LANGGAMPOS.NET - SUMENEP - Kasus perceraian di Kabupaten Sumenep pada 2025 mengalami peningkatan signifikan. Data Pengadilan Agama Sumenep mencatat, hingga Juli tahun ini sudah ada 1.100 pasangan suami istri resmi bercerai. Angka ini menunjukkan tren perceraian di Sumenep masih tinggi dan menjadi perhatian serius.
Kepala Pengadilan Agama Sumenep, Moh. Jatim, menjelaskan bahwa perceraian di wilayahnya dipicu oleh berbagai faktor, mulai dari masalah ekonomi hingga perilaku suami yang tidak bertanggung jawab.
“Kurangnya persiapan mental bagi para pengantin juga menjadi penyebab perceraian. Bahkan juga tidak luput dari hasil pemaksaan atas perjodohan orang tua sehingga tidak memiliki kecocokan antara suami dan istri,” katanya, Jumat, 8 Agustus 2025.
Fenomena ini tidak hanya terjadi pada pasangan berusia matang. Menurut Jatim, cukup banyak kasus perceraian yang berasal dari pernikahan anak di Sumenep. Kondisi tersebut menunjukkan bahwa pernikahan dini masih menjadi persoalan yang mempengaruhi keutuhan rumah tangga.
Mayoritas pasangan yang mengajukan perceraian ke Pengadilan Agama Sumenep baru menjalani kehidupan rumah tangga antara satu hingga tiga tahun. Hal ini menjadi sinyal bahwa sebagian pasangan belum siap menghadapi tantangan kehidupan berumah tangga.
“Tingginya angka kasus perceraian tidak hanya terjadi pada pasangan yang berusia matang saja, melainkan juga terjadi pada pernikahan anak untuk di Kabupaten Sumenep,” ujarnya.
Pengadilan Agama Sumenep menilai, perlu adanya kesadaran dari calon pengantin untuk mempersiapkan diri, baik secara mental maupun ekonomi, sebelum melangsungkan pernikahan.
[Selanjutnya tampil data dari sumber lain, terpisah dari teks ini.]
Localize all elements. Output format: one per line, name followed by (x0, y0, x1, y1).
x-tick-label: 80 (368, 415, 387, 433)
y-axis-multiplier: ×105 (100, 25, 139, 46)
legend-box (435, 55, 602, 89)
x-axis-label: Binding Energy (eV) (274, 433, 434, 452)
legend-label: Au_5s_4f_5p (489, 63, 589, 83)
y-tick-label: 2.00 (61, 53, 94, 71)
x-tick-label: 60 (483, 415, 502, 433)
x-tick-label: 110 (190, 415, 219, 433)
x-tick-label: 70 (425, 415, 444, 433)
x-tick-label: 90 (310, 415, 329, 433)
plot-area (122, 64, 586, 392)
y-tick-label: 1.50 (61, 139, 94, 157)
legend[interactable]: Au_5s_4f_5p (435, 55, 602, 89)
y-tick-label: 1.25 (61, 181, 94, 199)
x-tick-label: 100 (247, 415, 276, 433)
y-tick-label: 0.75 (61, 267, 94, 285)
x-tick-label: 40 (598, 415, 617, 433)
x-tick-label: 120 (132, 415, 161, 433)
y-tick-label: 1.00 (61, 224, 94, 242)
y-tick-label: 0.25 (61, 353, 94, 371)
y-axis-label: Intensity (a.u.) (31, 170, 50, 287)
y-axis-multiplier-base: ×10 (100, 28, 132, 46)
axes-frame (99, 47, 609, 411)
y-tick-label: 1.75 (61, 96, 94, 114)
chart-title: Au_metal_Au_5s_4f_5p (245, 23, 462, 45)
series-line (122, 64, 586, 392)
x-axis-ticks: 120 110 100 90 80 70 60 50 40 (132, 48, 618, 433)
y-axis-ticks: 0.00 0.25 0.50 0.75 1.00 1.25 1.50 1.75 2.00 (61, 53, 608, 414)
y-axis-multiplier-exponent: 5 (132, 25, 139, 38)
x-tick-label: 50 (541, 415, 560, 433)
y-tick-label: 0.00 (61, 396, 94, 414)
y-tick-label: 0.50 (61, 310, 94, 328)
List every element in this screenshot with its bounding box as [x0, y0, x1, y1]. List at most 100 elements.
Persiapan ini dianggap penting untuk mengurangi risiko perceraian yang bisa terjadi di awal pernikahan.
Faktor ekonomi disebut sebagai salah satu penyebab dominan perceraian. Tidak sedikit pasangan yang memutuskan berpisah karena sulit memenuhi kebutuhan hidup sehari-hari. Kondisi ini semakin diperparah jika salah satu pihak, terutama suami, tidak menjalankan tanggung jawabnya sebagai kepala keluarga.
Selain itu, pernikahan yang dilandasi paksaan atau perjodohan oleh orang tua juga menjadi pemicu ketidakcocokan antara suami dan istri. Ketika hubungan tidak dilandasi kemauan dan kesiapan kedua belah pihak, konflik rumah tangga lebih mudah terjadi.
Pengadilan Agama Sumenep berupaya memberikan edukasi kepada masyarakat mengenai pentingnya kesiapan mental sebelum menikah. Edukasi ini diharapkan dapat menekan angka perceraian yang terus meningkat setiap tahun.
Kasus perceraian di Sumenep pada 2025 mencerminkan tantangan besar dalam membangun rumah tangga yang harmonis.
Lonjakan angka ini menjadi peringatan bahwa pernikahan bukan sekadar urusan administratif atau tradisi, melainkan komitmen jangka panjang yang memerlukan kesiapan lahir batin.